Let's start with a fresh index.  Follow the instructions provided here: Installing and configuring Solr 6 without SSL | Alfresco Documentation.  However, ignore the initialization of the alfresco/archive core.  If you did this anyway, stop the Alfresco SS server, remove the alfresco/archive directories, and start it back up.  We basically want to start it without any indexing cores.

To properly enable sharding, follow the instructions here: Dynamic shard registration | Alfresco Documentation.  Although that is under Solr 4 configuration, it holds for Alfresco SS too.  I also recommend you change the solrhome/templates/rerank/conf/solrcore.properties file to meet your environment.

To start using DB_ID_RANGE, we are going to define the shards using simple GET requests through the browser.  In this example, we are going to start with a shard size of 100,000 nodes each.  So the 1st shard will have the 1st 100,000 nodes, the 2nd will have the next 100,000.  We will define it with just 2 shards to start.  When we need to go beyond 200,000 nodes, it would be logical to create a new shard group, starting at 200,000.  However, that does not work yet in Alfresco v5.2.  You must define a maximum number of shards that is as large as feasibly possible for your environment.

We are going to start with 3 server instances and grow to use 5 instances.

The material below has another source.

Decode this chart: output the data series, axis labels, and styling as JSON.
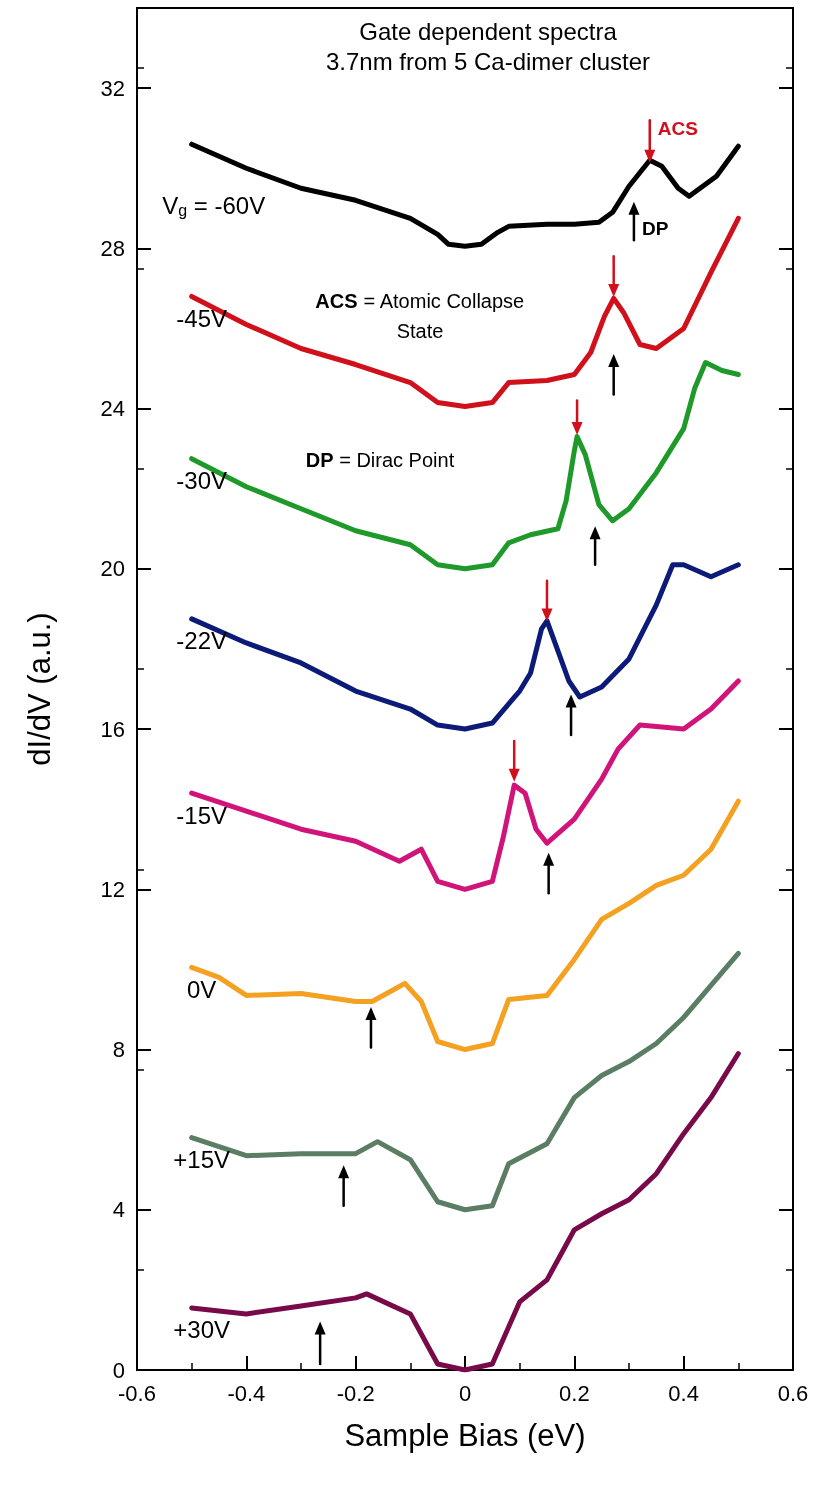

Create your 1st shard group and the 1st shard on the 1st and 2nd instances of your servers:

http://<instance1>:8983/solr/admin/cores?action=newCore&storeRef=workspace://SpacesStore&coreName=al...

Create the 2nd shard on the 1st and 3rd instances of your servers:

http://<instance1>:8983/solr/admin/cores?action=newCore&storeRef=workspace://SpacesStore&coreName=al...

For about the first 200,000 nodes added to the system, this will work for your search engine.  In this configuration, twice as much load will be placed on instance1 than the other two instances, so it is not a particularly great setup, but this is just an example for learning purposes.

Now let's suppose we are at 150,000 nodes and we want to get ready for the future.  Let's add some more shards.

http://<instance2>:8983/solr/admin/cores?action=newCore&storeRef=workspace://SpacesStore&coreName=al...

Now we are ready for 800,000 more nodes and room to add 3 more shards.  Let's suppose we are now approaching 1,000,000 nodes, so let's add another 1,000,000 node chunk.

http://<instance4>:8983/solr/admin/cores?action=newCore&storeRef=workspace://SpacesStore&coreName=al...

Suppose the search is not performing as well as you would like and you scaled vertically as much as you can.  To better distribute the search load on the new shard, you want to add another instance to the latest shard.

http://<instance1>:8983/solr/admin/cores?action=newCore&storeRef=workspace://SpacesStore&coreName=al...

When you move beyond 2,000,000 nodes and you want to downscale the shard above, you can try the following command to remove the shard.  Notice the coreName combines the coreName used to create the shard, appended by a dash and the shardId.

http://<instance1>:8983/solr/admin/cores?action=removeCore&storeRef=workspace://SpacesStore&coreName=alfresco-shards-0-7-3

It is recommended that you keep the commands you used to create the shards.  You should hold that in your documentation so you know which shards were defined for which DBID ranges.  The current administration console interface does not help you with that all that much.  I would expect to see that improve with future versions of Alfresco CS.